突然ですが、御社に就業規則はありますか?
「ウチは従業員数人しかいないし、必要ないでしょ。」なんて思っていませんか?

実は、就業規則って、ただ勤務条件を書くだけのものではないのです。
上手に活用すれば、会社の業績アップにもつながるのです。

キチンと労働環境を整えることで、従業員のモチベーションがアップします。
そして、会社の業績がアップすることになります。
業績がアップすれば、また従業員のモチベーションが上がります。
事業の拡大も夢じゃなくなるかもしれません。

もちろん、労働基準法に違反した内容は書けません。
しかし、事業主がどのように働いてほしいのか、を主張することができます。
そして、会社を守るお守りとしての効力すら持つと、私は考えています。

では、すでに就業規則を作ってあるという社長さん、その就業規則、どこに保管してありますか?

会社内の本棚?
社長の机の引き出し?
金庫の中?

私が今までにお会いしてきた、社長さんの意見で多かったのは、「従業員に見られて、いいように権利を主張されたら困る・・・。
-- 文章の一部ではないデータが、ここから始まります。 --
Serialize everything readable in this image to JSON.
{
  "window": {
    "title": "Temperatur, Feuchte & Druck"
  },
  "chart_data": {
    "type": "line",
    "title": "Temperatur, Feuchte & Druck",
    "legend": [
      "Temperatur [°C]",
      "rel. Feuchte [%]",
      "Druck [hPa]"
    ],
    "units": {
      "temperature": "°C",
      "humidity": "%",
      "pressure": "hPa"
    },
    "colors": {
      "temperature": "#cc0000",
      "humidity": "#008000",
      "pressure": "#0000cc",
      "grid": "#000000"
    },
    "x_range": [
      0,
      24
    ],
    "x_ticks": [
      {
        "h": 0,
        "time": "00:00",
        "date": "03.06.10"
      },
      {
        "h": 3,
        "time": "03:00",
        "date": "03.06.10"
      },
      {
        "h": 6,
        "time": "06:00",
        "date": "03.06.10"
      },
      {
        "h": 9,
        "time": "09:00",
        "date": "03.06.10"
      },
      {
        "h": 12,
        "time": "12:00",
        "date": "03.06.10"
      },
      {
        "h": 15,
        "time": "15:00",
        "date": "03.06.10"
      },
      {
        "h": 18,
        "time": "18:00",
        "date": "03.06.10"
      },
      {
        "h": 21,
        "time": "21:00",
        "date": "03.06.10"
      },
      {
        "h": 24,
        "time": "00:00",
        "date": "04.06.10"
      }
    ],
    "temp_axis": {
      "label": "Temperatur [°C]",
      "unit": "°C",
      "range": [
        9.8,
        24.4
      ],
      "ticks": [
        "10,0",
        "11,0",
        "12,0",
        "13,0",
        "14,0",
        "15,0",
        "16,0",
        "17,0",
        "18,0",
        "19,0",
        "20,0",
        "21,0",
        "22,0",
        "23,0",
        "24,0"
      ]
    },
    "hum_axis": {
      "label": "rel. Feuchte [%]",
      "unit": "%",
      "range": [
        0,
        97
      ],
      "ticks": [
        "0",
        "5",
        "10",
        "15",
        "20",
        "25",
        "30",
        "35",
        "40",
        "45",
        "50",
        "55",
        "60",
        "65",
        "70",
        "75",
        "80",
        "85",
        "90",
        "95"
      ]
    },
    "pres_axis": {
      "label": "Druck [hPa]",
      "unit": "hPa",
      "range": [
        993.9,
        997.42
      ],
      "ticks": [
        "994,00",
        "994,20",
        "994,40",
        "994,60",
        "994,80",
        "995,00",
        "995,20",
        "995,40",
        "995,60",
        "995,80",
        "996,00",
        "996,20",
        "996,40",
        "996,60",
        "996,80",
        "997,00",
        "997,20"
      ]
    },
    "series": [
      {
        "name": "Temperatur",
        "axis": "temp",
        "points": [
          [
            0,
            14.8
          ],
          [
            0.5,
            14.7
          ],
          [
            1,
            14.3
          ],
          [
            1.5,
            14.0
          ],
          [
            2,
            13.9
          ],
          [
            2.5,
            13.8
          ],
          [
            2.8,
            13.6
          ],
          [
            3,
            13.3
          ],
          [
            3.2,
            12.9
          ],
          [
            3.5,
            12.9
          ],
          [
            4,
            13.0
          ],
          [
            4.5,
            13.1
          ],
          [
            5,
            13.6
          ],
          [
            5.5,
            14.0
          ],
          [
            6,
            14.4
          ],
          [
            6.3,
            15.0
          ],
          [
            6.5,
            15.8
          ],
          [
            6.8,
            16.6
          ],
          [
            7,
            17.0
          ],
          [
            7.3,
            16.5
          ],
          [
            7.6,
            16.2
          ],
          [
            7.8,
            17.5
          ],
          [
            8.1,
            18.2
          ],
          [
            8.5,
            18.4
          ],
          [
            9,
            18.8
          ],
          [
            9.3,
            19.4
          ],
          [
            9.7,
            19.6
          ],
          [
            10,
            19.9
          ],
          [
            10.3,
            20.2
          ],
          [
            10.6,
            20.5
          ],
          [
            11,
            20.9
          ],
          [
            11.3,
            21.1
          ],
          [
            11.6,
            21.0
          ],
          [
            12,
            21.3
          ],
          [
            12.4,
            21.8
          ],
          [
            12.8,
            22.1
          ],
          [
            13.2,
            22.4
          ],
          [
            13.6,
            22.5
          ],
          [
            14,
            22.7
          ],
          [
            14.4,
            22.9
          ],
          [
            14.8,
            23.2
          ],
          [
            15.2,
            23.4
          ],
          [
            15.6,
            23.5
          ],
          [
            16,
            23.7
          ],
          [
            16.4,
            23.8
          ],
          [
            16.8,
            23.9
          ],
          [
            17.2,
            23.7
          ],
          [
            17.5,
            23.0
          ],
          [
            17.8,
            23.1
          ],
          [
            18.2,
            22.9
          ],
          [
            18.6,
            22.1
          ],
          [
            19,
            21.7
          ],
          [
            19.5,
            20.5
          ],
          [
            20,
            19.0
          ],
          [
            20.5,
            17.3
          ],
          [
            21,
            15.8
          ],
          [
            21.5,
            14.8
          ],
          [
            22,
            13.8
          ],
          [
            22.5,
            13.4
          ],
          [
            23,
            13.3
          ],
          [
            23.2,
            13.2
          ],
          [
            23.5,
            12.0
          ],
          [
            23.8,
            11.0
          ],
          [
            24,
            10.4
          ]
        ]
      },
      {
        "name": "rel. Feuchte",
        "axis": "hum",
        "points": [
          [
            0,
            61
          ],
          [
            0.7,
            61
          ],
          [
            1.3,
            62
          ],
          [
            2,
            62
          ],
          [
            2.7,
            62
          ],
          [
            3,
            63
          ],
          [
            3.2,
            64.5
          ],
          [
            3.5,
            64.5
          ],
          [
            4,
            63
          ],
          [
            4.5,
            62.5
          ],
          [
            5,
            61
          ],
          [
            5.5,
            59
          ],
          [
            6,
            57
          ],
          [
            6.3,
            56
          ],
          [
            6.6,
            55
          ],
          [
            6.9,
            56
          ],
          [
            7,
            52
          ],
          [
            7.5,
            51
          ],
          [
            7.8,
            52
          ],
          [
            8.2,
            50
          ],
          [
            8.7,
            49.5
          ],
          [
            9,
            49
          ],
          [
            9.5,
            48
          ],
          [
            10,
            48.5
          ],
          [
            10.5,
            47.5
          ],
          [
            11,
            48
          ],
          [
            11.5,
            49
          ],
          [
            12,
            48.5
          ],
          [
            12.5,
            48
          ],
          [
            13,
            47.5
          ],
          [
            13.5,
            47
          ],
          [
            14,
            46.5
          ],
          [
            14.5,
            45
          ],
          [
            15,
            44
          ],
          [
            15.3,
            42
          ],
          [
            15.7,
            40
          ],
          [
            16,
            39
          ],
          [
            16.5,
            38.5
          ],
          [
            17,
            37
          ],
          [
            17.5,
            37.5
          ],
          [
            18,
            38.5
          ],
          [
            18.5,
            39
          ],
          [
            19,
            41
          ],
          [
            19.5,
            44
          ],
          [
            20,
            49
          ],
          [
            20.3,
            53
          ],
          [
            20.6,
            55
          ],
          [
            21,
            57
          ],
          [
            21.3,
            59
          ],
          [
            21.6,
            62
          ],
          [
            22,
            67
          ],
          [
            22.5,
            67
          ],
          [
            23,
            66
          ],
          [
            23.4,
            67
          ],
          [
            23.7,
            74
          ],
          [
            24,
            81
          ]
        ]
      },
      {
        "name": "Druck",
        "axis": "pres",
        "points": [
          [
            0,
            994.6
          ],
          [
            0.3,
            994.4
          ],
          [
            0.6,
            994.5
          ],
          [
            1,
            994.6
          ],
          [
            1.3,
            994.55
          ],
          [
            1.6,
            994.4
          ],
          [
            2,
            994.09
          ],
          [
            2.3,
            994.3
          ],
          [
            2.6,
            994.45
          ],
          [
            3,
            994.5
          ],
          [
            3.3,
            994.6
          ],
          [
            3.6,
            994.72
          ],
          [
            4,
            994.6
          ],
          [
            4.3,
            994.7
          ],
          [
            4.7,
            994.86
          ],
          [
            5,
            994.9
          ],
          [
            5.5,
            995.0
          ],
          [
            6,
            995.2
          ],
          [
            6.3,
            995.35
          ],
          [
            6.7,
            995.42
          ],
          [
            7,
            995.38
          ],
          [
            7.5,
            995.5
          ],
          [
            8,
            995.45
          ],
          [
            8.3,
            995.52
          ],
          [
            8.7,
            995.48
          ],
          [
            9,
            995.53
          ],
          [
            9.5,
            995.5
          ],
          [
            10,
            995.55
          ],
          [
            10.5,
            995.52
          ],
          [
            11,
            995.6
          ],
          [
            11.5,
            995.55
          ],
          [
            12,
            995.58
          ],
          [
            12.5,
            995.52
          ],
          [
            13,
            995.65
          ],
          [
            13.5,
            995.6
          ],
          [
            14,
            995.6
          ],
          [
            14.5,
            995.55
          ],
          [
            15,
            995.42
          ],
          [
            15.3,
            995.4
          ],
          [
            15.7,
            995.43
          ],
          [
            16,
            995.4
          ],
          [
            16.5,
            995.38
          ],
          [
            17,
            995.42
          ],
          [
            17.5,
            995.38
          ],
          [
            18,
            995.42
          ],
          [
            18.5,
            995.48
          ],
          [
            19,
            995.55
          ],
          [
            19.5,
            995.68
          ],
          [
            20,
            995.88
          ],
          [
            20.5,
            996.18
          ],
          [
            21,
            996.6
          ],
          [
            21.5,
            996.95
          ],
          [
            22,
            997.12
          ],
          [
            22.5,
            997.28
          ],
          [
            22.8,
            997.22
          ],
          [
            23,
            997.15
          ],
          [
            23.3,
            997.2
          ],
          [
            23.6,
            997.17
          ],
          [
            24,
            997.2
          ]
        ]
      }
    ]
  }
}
」というもの。
そのため、従業員が勝手に見れないよう、金庫の中にしまっていたりします。

しかし、労働基準法では、就業規則は「常時各作業場の見やすい場所へ掲示し、又は備え付けること、書面を交付すること等の方法によって労働者に周知させなければならない」としています。
要するに、従業員が見たいと思った時に見れる状態にしなければならないのです。

そんなお話しをすると、躊躇したり、渋い顔をされる社長さんもいらっしゃいます。
しかし、規則を見やすい場所に置くのは、会社のためなのです!

従業員との雇用契約では、お互いの権利と義務が発生します。
実は、従業員にとっての権利は、労働基準法で決められていることばかり。
規則に書いてあろうがなかろうが、守らなければいけない権利なのです。
そして、今は情報社会。
権利について知りたければ、インターネットでいくらでも調べられるのです。

一方、労働基準法では、従業員にとっての義務が書かれていません。
遅刻をしない、会社の物を私用に使わない、守秘義務を守る・・・・。
そんな義務の数々は、労働基準法には一切書かれていないのです。
では、どうやって義務を守らせるか?
就業規則に書き、周知し、義務を自覚させるのです。
そうすると、「規則を知らなかった」と義務を怠る従業員を減らすことができるのです。

「いつでも見られる状態=いつでも義務を確認できる状態」。
そう考えたら、毎日でも就業規則を見てもらいたくなりませんか?
ぜひ、就業規則を作ったら、いつでも誰でも見られる場所に保管しましょうね。